Il Paesaggio Rubato

di Antonio Bruno

C'è un'Italia che non appare nei depliant turistici, un'Italia che non raccontiamo con orgoglio ma con vergogna: è quella dei campi lasciati a se stessi, delle serre chiuse, dei frutti marciti sull’albero. Paradossale? No, reale. Gli imprenditori agricoli professionali, quelli che avrebbero dovuto essere i custodi della nostra terra, oggi in troppi casi vivono di assistenza pubblica. Contributi, agevolazioni, fondi europei: tutti strumenti utili se finalizzati a investire. E invece? Non si investe. Si preferisce sopravvivere col minimo garantito, senza assumere giovani, senza innovare, senza nemmeno garantire condizioni di lavoro dignitose. E chi lavora, spesso, è un migrante trattato come uno schiavo, pagato due euro l’ora per raccogliere frutta che finirà... al macero.

La crisi agricola è un fallimento culturale, non solo economico
Il settore è schiacciato da bassi prezzi di mercato, costi di produzione elevati e condizioni climatiche sempre più estreme. Ma la risposta qual è stata? Abbandonare i campi di angurie e meloni perché non redditizi, mentre milioni di italiani fanno la fila alle mense della Caritas. Speculazione commerciale, concorrenza sleale di prodotti importati spacciati per locali, filiere distorte dove l’intermediario guadagna e il contadino chiude: questa non è agricoltura, è un paradosso sociale.
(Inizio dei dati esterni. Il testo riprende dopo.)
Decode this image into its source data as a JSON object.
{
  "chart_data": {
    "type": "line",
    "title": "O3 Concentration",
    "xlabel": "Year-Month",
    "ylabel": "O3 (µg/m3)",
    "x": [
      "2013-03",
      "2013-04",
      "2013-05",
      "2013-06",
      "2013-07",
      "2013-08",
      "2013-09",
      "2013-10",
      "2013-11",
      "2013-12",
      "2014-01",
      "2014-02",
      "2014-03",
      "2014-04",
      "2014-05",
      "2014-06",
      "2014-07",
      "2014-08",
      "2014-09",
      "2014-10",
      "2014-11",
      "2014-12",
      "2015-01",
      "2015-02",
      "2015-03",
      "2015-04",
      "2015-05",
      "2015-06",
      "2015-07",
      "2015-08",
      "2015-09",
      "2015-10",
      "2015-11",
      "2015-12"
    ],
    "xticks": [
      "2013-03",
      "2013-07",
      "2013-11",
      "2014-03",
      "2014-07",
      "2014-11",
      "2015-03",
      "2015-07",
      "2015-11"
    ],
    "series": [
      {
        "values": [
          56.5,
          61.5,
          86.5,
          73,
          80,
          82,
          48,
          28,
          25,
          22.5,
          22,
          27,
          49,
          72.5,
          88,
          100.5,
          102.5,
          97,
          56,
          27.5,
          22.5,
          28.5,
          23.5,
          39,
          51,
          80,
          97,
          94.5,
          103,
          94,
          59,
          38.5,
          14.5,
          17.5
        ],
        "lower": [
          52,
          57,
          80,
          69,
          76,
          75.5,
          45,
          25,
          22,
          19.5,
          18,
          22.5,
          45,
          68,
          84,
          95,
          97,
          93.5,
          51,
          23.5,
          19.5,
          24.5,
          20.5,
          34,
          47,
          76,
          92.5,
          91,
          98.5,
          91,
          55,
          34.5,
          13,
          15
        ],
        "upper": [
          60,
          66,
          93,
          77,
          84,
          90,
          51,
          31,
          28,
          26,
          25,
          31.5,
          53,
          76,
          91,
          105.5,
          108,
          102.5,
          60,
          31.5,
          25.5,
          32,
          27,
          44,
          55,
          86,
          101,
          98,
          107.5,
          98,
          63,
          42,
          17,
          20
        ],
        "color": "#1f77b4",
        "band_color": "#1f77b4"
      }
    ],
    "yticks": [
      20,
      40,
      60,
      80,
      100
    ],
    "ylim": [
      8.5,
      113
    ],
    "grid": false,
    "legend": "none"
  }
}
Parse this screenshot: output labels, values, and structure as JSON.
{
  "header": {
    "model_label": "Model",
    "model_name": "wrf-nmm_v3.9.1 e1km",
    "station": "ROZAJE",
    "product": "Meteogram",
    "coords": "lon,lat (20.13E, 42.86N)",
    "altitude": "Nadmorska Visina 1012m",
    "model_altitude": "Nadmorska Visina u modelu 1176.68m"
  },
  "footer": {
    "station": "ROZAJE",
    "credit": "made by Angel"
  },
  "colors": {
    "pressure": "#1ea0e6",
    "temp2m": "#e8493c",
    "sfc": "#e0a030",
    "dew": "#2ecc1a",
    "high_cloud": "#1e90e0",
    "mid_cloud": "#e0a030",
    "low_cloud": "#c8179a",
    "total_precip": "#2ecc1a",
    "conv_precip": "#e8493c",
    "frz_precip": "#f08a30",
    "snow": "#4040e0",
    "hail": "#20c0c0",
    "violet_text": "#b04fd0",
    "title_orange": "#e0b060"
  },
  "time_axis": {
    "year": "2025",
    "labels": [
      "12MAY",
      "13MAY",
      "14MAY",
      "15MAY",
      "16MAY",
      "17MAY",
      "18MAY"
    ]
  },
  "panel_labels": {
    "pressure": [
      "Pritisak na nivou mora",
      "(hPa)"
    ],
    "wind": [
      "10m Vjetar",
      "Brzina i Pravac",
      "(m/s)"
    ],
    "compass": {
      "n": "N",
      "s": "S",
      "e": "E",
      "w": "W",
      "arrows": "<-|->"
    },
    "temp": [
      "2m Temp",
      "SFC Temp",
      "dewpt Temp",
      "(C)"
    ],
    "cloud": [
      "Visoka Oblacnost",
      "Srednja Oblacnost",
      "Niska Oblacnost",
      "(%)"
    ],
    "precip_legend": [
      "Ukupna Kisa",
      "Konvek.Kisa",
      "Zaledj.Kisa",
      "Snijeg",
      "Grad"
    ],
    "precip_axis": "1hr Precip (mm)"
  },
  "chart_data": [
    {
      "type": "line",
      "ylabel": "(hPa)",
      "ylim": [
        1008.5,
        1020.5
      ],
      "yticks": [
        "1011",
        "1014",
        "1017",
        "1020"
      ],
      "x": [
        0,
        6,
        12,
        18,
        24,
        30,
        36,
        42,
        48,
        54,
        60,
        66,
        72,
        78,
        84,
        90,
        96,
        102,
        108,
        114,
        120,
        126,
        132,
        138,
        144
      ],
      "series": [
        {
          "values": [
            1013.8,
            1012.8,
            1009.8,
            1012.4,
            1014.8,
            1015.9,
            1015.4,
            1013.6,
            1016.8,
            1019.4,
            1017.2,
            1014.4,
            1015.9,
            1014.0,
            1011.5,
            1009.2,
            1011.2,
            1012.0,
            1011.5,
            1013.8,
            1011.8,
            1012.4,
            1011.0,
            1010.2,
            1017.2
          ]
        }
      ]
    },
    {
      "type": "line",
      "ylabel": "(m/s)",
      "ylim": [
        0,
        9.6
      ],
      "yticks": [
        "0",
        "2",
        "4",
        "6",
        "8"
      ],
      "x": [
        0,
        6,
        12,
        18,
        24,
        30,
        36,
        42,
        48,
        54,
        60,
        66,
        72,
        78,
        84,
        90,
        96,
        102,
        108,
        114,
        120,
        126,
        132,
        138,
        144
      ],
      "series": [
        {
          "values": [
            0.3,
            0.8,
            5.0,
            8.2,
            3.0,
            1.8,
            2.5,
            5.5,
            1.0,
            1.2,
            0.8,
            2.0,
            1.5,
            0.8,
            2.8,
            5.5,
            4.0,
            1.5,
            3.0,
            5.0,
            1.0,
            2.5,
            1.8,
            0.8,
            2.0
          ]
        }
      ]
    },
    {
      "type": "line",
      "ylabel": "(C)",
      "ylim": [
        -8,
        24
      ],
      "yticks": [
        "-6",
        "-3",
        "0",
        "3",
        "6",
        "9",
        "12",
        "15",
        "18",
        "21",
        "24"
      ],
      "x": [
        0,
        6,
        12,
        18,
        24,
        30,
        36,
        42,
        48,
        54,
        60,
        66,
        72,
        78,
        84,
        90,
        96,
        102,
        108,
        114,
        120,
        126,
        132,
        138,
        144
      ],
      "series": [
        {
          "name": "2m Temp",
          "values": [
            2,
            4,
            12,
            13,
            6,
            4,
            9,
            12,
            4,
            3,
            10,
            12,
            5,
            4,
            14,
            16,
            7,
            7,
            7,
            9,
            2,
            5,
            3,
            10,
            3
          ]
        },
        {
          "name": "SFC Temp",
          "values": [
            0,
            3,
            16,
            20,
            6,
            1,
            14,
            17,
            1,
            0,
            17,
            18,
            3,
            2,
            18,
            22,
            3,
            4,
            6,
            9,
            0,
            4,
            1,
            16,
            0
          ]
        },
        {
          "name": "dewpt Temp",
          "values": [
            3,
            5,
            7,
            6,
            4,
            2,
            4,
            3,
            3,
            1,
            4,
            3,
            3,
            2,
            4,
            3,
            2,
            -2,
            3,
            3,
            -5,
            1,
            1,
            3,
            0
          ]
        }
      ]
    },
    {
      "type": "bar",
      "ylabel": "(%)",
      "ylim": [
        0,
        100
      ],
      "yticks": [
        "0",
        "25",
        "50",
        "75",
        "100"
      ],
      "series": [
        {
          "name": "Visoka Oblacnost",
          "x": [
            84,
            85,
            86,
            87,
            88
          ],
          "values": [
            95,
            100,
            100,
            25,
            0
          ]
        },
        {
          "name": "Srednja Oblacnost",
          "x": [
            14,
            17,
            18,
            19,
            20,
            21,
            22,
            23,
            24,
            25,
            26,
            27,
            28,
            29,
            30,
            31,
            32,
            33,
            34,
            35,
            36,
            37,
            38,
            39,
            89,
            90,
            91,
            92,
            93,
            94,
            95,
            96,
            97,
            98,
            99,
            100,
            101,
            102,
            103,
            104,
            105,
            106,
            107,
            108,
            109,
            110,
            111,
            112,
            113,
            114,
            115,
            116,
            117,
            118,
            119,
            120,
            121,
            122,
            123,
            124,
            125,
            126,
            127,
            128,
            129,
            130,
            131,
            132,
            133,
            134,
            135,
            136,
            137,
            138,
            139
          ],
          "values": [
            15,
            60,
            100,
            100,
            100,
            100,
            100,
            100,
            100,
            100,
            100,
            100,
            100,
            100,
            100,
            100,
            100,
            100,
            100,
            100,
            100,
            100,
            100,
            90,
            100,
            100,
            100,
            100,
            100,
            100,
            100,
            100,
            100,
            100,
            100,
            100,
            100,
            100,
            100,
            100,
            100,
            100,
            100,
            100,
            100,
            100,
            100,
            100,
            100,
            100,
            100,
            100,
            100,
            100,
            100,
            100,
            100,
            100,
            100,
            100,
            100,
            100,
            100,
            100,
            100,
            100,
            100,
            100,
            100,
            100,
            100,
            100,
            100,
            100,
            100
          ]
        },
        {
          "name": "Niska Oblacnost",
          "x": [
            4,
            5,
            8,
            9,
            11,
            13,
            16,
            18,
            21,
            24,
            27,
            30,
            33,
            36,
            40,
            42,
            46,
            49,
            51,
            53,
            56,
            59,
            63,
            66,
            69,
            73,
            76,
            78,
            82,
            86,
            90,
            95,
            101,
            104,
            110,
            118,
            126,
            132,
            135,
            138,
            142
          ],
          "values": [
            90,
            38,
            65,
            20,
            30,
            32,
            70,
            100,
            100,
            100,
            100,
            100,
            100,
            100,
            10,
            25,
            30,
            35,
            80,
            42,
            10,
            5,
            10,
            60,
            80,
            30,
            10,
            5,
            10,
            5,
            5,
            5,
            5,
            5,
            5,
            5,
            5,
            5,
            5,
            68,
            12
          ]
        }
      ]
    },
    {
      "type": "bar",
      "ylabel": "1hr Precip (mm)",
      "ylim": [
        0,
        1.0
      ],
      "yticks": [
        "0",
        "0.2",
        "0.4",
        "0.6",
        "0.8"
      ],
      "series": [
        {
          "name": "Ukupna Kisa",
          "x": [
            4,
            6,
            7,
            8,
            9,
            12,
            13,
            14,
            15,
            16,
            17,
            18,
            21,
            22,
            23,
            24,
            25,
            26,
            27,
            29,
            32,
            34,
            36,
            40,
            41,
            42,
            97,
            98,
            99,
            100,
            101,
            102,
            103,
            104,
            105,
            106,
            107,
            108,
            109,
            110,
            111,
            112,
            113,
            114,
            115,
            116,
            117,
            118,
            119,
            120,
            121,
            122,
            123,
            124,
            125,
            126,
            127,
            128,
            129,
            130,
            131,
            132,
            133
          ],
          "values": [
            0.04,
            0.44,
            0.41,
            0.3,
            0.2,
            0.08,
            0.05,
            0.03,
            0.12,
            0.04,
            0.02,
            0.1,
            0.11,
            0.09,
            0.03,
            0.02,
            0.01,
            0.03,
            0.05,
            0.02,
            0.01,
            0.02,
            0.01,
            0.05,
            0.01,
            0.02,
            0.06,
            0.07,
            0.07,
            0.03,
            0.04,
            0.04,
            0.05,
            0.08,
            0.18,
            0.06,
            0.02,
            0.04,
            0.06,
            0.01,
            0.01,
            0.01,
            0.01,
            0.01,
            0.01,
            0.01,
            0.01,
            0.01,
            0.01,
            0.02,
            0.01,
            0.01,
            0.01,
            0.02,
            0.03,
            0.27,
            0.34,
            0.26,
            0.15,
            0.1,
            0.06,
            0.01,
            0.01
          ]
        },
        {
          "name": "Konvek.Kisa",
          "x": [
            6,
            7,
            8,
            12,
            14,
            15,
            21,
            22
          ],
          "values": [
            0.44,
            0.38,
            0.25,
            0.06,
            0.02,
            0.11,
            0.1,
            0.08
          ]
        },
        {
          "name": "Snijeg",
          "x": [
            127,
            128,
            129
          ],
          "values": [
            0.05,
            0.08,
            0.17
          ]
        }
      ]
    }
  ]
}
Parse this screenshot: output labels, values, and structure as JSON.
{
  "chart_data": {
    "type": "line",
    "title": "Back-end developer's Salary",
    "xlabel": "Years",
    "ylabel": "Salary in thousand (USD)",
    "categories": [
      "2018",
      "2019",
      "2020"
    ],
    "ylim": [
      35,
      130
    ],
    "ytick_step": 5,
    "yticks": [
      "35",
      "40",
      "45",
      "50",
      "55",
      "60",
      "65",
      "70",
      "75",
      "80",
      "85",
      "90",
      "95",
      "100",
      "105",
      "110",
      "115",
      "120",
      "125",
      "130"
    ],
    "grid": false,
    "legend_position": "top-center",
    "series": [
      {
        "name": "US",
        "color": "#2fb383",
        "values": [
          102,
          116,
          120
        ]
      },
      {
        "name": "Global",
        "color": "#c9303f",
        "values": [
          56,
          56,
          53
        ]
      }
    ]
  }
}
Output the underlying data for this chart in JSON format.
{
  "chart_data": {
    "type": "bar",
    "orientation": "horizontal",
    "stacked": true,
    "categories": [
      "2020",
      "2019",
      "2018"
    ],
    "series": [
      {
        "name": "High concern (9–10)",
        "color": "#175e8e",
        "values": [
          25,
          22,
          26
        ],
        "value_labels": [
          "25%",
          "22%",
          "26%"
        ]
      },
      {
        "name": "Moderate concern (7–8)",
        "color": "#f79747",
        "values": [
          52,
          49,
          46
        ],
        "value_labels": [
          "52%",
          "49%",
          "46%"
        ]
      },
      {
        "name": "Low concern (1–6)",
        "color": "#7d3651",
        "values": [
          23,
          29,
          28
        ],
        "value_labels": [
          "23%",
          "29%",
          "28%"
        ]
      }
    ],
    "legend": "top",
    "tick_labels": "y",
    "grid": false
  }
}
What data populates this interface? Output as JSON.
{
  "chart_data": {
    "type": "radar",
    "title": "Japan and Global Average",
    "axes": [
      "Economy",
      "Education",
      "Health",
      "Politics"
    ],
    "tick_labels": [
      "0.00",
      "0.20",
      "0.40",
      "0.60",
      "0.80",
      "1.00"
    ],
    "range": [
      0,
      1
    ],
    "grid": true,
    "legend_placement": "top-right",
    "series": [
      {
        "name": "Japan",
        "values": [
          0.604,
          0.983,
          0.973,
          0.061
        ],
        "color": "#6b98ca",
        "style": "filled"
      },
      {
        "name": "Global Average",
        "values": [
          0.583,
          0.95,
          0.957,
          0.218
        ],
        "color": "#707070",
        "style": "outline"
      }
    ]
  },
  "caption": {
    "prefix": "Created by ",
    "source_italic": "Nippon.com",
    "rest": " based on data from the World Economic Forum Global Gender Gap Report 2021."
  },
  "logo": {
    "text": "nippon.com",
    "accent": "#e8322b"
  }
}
Il nodo è la gestione del paesaggio, non solo del profitto
La terra non è una fabbrica: è un bene comune. E se il privato fallisce, come sta fallendo, allora occorre il coraggio di pensare ad un Ente Pubblico per la gestione del paesaggio rurale. Un ente che assuma giovani agronomi, investa in infrastrutture per la resilienza climatica, protegga le tipicità locali (dal melone brindisino all’uva da tavola pugliese), garantisca trasparenza alimentare con etichettature chiare, combatta lo sfruttamento del lavoro e riduca lo spreco alimentare. In Francia esistono le Terres de Liens; negli Stati Uniti le Land Trust salvano terreni agricoli dal degrado; in Olanda le cooperative pubbliche innovano l'agricoltura urbana. Funziona altrove, può funzionare anche qui.

Un futuro possibile
Occorre voltare pagina. Restituire dignità al lavoro agricolo, liberare i migranti dalla schiavitù, far entrare i giovani nel settore, e considerare il paesaggio come una risorsa strategica nazionale. Perché se oggi lasciamo che la terra muoia, domani non avremo né cibo, né paesaggi, né memoria. E allora, davvero, “è meglio accendere una candela che maledire il buio”: che quella candela si chiami Ente pubblico del Paesaggio Rurale.